Sep 042011
 

Je suis une fille qui a le coeur sur la main [1], tu me connais, du coup quand j’ai pu épargner au MeuFeuCeu [3] la location d’un studio pour un tournage, ayant la hauteur de mur suffisante et une configuration pas trop moche, on leur a proposé de “prêter” la maison.

On est un peu des fous oui, on ose faire des choses que le commun des mortels il oserait pas. Du coup on s’est retrouvé avec six personnes qui ont débarqué un vendredi soir pour préparer un peu le terrain: installer des projos, faire sauter les plombs pendant l’installation, tester les lumières, manger du poulet curry [4] et causer image visuelle

Burn, baby burn
Si tu allumes la dernière mandarine, avec un peu de chance tu (re)feras sauter les plombs...

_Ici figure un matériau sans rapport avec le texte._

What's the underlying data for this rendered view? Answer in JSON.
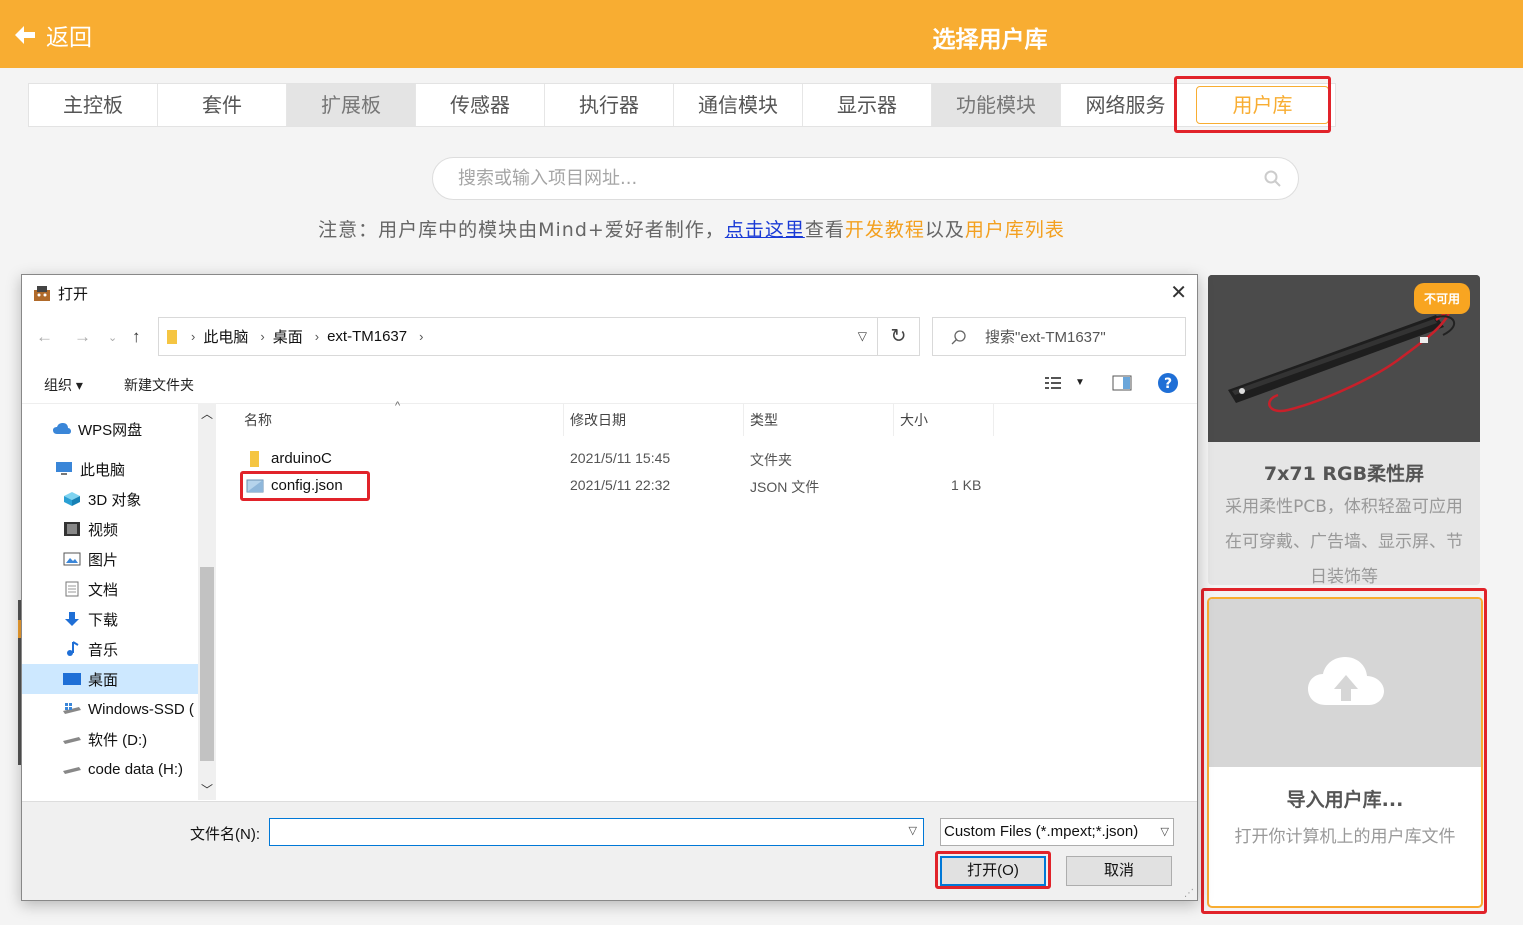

Dans la théorie, on devait aller se coucher relativement tôt histoire de commencer le tournage a 8h petante (ou en tout cas être déjà debout et au moins en train de manger), dans la pratique, après s’être couchés a 3h30 passées, ce fut genre une heure plus tard que les gens étaient levés)[5]

Après une nuit tranquille Emile, brans-le bas de combat, on se met des allumettes dans les yeux, du café dans les veines et c’est parti mon kiki, on répète une première dernière fois, passage obligé au maquillage pour les acteurs, option 3 tonnes de make up pour camoufler les conteneurs sous-orbitaires [6], test de résistance des câbles a la traction pour l’équipe technique (bah oué, trop facile de se prendre les pieds dans un câble de mandarine), surtout dans une équipe ou il y a quand même au moins 3 SASIens, un qui s’y refuse mais se qualifie quand même de boulay, et un SASien honoraire découvert sur le tard.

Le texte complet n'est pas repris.